Blackboard security research paper

Blackboard security research paper

by Tim Hunt -
Number of replies: 2
Picture of Core developers Picture of Documentation writers Picture of Particularly helpful Moodlers Picture of Peer reviewers Picture of Plugin developers

http://www.online24.nl/blackboard-security-research-paper-has-been-released/#more

I wonder what would happen if you did a similar study of Moodle.

Average of ratings: Useful (1)
In reply to Tim Hunt

Re: Blackboard security research paper

by Dan Marsden -
Picture of Core developers Picture of Particularly helpful Moodlers Picture of Peer reviewers Picture of Plugin developers Picture of Plugins guardians Picture of Testers Picture of Translators

I do find it interesting to see that the report mentions BB8 with SP6 - I'm hoping it was written before SP7 was released - if not - then it's a bit like doing a report on Moodle 1.9.8 and listing all the known Security issues. If it is the reason SP7 was released - then great!

I've seen similar reports on Moodle - Moodle core usually comes out pretty good although security report writers often get confused over the Moodle var "sesskey" - thinking it is actually the PHP session.
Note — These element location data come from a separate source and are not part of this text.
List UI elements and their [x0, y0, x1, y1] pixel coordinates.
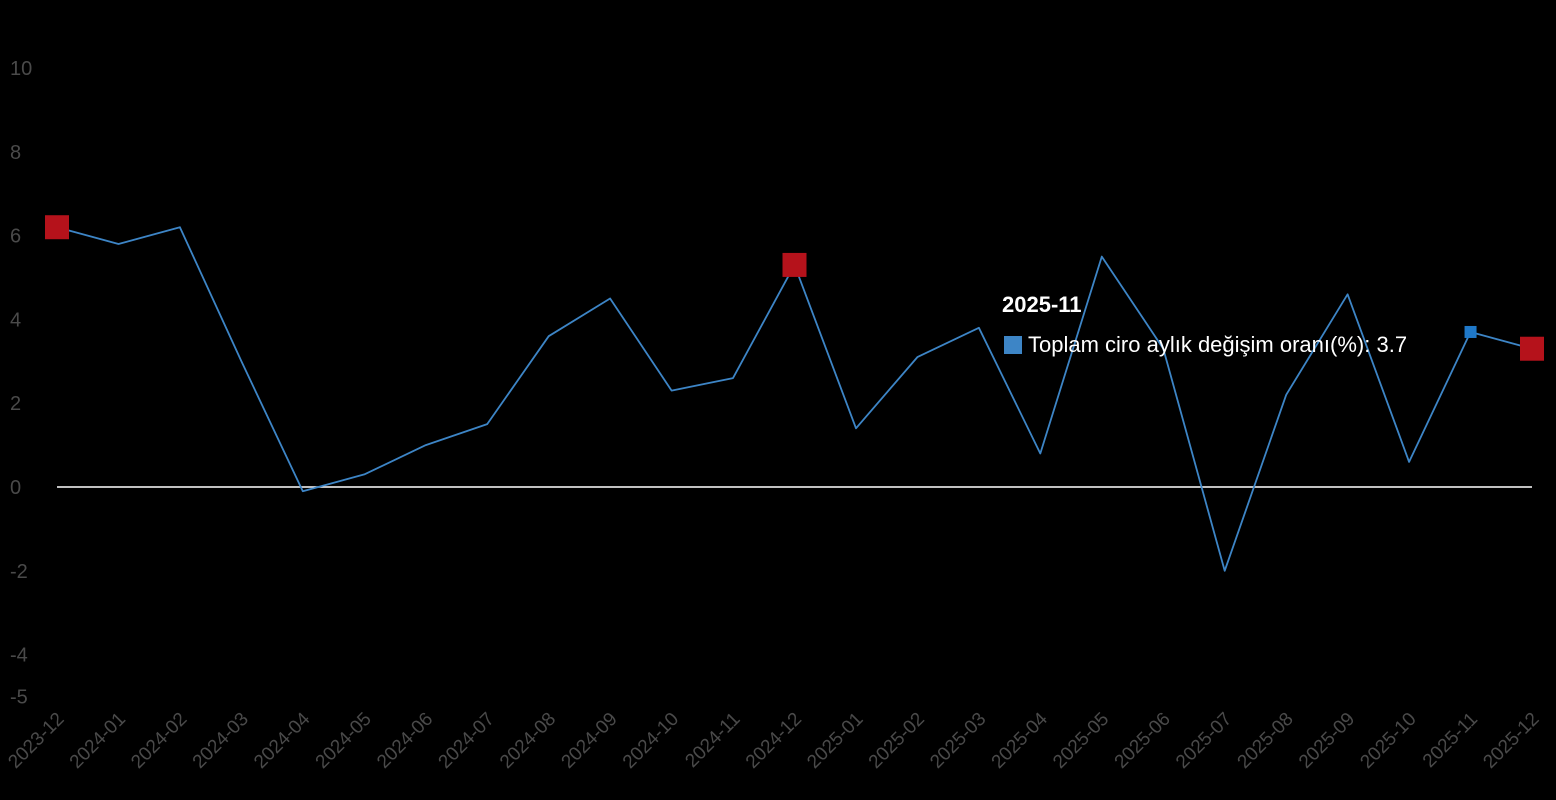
- x-tick-label: 2024-09: [558, 709, 622, 773]
- series-group: [56, 226, 1533, 572]
- x-tick-label: 2024-07: [435, 709, 499, 773]
- x-axis: 2023-122024-012024-022024-032024-042024-…: [4, 708, 1543, 772]
- x-tick-label: 2024-02: [127, 709, 191, 773]
- x-tick-label: 2025-02: [865, 709, 929, 773]
- x-tick-label: 2025-09: [1295, 709, 1359, 773]
- x-tick-label: 2024-12: [742, 709, 806, 773]
- y-tick-label: 0: [10, 477, 21, 499]
- x-tick-label: 2024-08: [496, 709, 560, 773]
- y-tick-label: -2: [10, 561, 28, 583]
- x-tick-label: 2025-07: [1172, 709, 1236, 773]
- x-tick-label: 2024-10: [619, 709, 683, 773]
- y-tick-label: 10: [10, 58, 32, 80]
- markers-group: [45, 215, 1544, 361]
- y-tick-label: 8: [10, 142, 21, 164]
- x-tick-label: 2024-11: [681, 709, 744, 772]
- y-tick-label: -5: [10, 687, 28, 709]
- active-point-marker[interactable]: [1464, 325, 1477, 338]
- x-tick-label: 2025-03: [926, 709, 990, 773]
- series-line: [56, 226, 1533, 572]
- y-tick-label: 2: [10, 393, 21, 415]
- x-tick-label: 2023-12: [4, 709, 68, 773]
- highlight-point-marker[interactable]: [1520, 336, 1544, 361]
- x-tick-label: 2025-01: [803, 709, 867, 773]
- y-tick-label: 4: [10, 309, 21, 331]
- y-tick-label: 6: [10, 226, 21, 248]
- y-tick-label: -4: [10, 645, 28, 667]
- x-tick-label: 2024-06: [373, 709, 437, 773]
- x-tick-label: 2025-10: [1356, 709, 1420, 773]
- x-tick-label: 2024-04: [250, 708, 314, 772]
- x-tick-label: 2025-06: [1111, 709, 1175, 773]
- x-tick-label: 2025-11: [1419, 709, 1482, 772]
- x-tick-label: 2024-03: [189, 709, 253, 773]
- highlight-point-marker[interactable]: [45, 215, 69, 240]
- x-tick-label: 2024-01: [66, 709, 130, 773]
- x-tick-label: 2025-05: [1049, 709, 1113, 773]
- x-tick-label: 2025-04: [988, 708, 1052, 772]
- x-tick-label: 2024-05: [312, 709, 376, 773]
- x-tick-label: 2025-08: [1234, 709, 1298, 773]
- highlight-point-marker[interactable]: [782, 252, 807, 277]
- x-tick-label: 2025-12: [1479, 709, 1543, 773]
- y-axis: 10 8 6 4 2 0 -2 -4 -5: [10, 58, 32, 709]
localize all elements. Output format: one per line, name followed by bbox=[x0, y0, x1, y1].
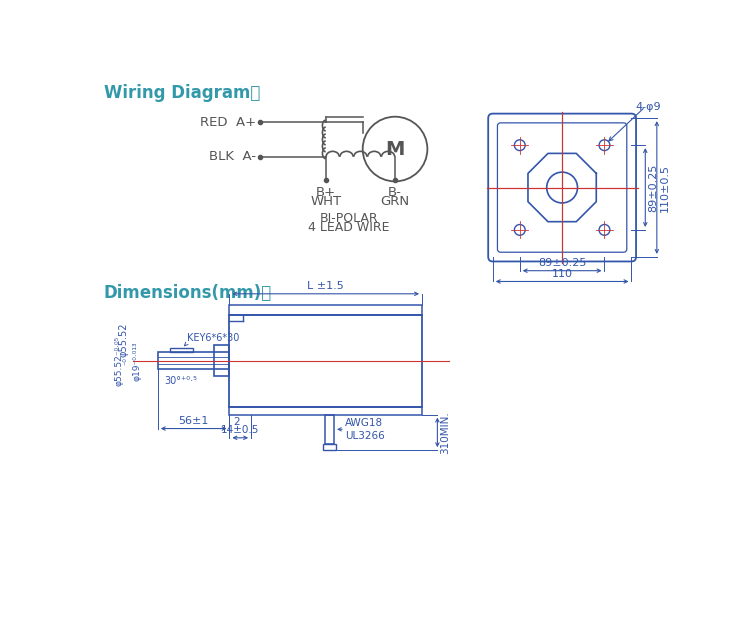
Text: Dimensions(mm)：: Dimensions(mm)： bbox=[104, 284, 272, 302]
Text: φ55.52⁻⁰·⁰⁵: φ55.52⁻⁰·⁰⁵ bbox=[115, 336, 124, 386]
Text: 2: 2 bbox=[233, 417, 240, 427]
Text: BI-POLAR: BI-POLAR bbox=[319, 212, 378, 225]
Text: 56±1: 56±1 bbox=[178, 416, 209, 426]
Text: 89±0.25: 89±0.25 bbox=[649, 163, 658, 212]
Bar bbox=[323, 444, 336, 450]
Text: φ19⁻⁰·⁰¹³: φ19⁻⁰·⁰¹³ bbox=[132, 341, 142, 381]
Text: M: M bbox=[386, 140, 405, 158]
Text: L ±1.5: L ±1.5 bbox=[308, 282, 344, 292]
Bar bbox=[214, 346, 230, 376]
Text: 310MIN.: 310MIN. bbox=[441, 411, 450, 454]
Bar bbox=[230, 305, 422, 315]
Text: 14±0.5: 14±0.5 bbox=[221, 426, 259, 436]
Text: RED  A+: RED A+ bbox=[201, 116, 256, 128]
Bar bbox=[170, 349, 193, 352]
Text: BLK  A-: BLK A- bbox=[210, 150, 256, 163]
Text: 4-φ9: 4-φ9 bbox=[635, 101, 661, 111]
Text: GRN: GRN bbox=[380, 195, 409, 208]
Text: B+: B+ bbox=[316, 186, 336, 199]
Text: 89±0.25: 89±0.25 bbox=[538, 259, 586, 269]
Bar bbox=[230, 407, 422, 414]
Text: 30°⁺⁰·⁵: 30°⁺⁰·⁵ bbox=[164, 376, 198, 386]
Text: ₋₀: ₋₀ bbox=[120, 357, 129, 365]
Bar bbox=[325, 414, 334, 444]
Text: Wiring Diagram：: Wiring Diagram： bbox=[104, 84, 260, 101]
Bar bbox=[230, 315, 422, 407]
Text: 110: 110 bbox=[551, 269, 573, 279]
Bar bbox=[158, 352, 230, 369]
Text: φ55.52: φ55.52 bbox=[119, 322, 129, 357]
Text: WHT: WHT bbox=[310, 195, 341, 208]
Text: AWG18
UL3266: AWG18 UL3266 bbox=[345, 418, 385, 441]
Text: KEY6*6*30: KEY6*6*30 bbox=[187, 333, 239, 343]
Text: B-: B- bbox=[388, 186, 402, 199]
Text: 110±0.5: 110±0.5 bbox=[660, 163, 670, 212]
Text: 4 LEAD WIRE: 4 LEAD WIRE bbox=[308, 222, 389, 234]
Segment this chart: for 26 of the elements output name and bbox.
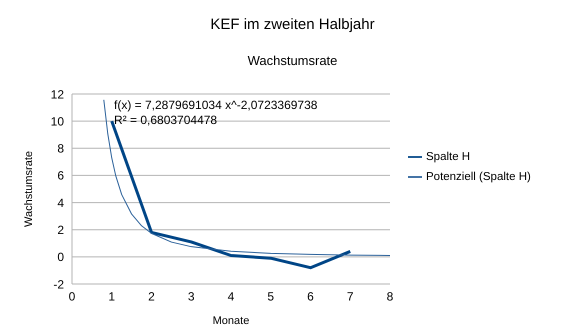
x-tick-label: 1 [108, 290, 116, 304]
chart-title: KEF im zweiten Halbjahr [209, 16, 376, 33]
x-tick-label: 6 [307, 290, 314, 304]
chart-subtitle: Wachstumsrate [246, 53, 338, 68]
x-tick-label: 7 [346, 290, 354, 304]
y-tick-label: 10 [50, 114, 64, 128]
y-tick-label: -2 [53, 277, 64, 292]
annotation: f(x) = 7,2879691034 x^-2,0723369738 [114, 98, 318, 113]
annotation: R² = 0,6803704478 [114, 113, 218, 128]
y-tick-label: 6 [57, 168, 64, 183]
y-axis-title: Wachstumsrate [22, 150, 35, 228]
line-series [103, 99, 390, 256]
y-tick-label: 12 [50, 87, 64, 102]
legend-label: Potenziell (Spalte H) [426, 171, 531, 183]
y-tick-label: 4 [57, 196, 64, 210]
x-tick-label: 4 [228, 290, 235, 304]
x-axis-title: Monate [212, 315, 250, 327]
x-tick-label: 0 [68, 290, 76, 304]
y-tick-label: 8 [57, 142, 64, 156]
x-tick-label: 8 [386, 290, 394, 304]
x-tick-label: 5 [267, 290, 274, 304]
y-tick-label: 2 [57, 222, 64, 237]
y-tick-label: 0 [57, 250, 64, 264]
legend-label: Spalte H [426, 151, 470, 163]
x-tick-label: 2 [148, 290, 156, 304]
x-tick-label: 3 [188, 290, 195, 304]
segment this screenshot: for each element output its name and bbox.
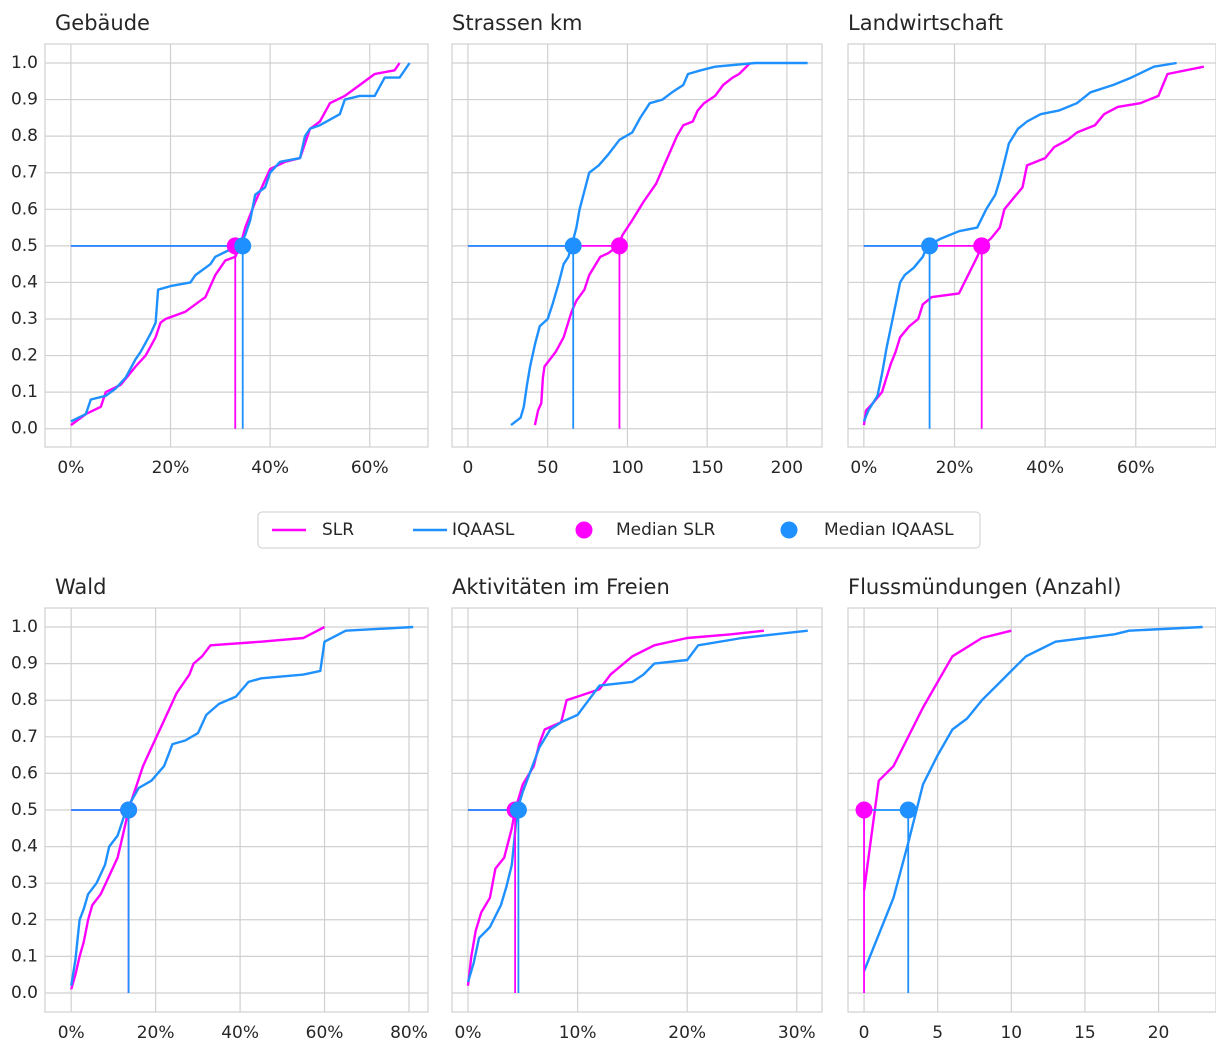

Most security reports that I've seen like this find issues with 3rd party modules/code that need to be addressed and occasionally some weird edge case security issues with core code (usually quick/easy to fix)

But... It would be relatively easy to write a similar report based on say Moodle 1.9.4 - and state "This is still a widely used version" - No matter how hard we try security issues will still sneak in, and it's probably a given that there are probably some CSRF/XSS issues in current stable code that no-one has discovered/noticed yet - all we can do is promote good coding guidelines and try to improve peer-review (the proposed new workflow for development when we move to git sounds like it could improve this a lot)

In reply to Tim Hunt

Re: Blackboard security research paper

by Stuart Mealor -

"Due to the use of single sign-on systems examination results can be modified or in the worst case a student can graduate effortlessly."

Now, if only they had been using Blackboard when I was at College I'm sure I could have "graduated effortlessly" !

On a more serious note, the whole 'single sign-on' philosophy does mean that 'the risk is bigger' of course (something that is not often discussed or even considered).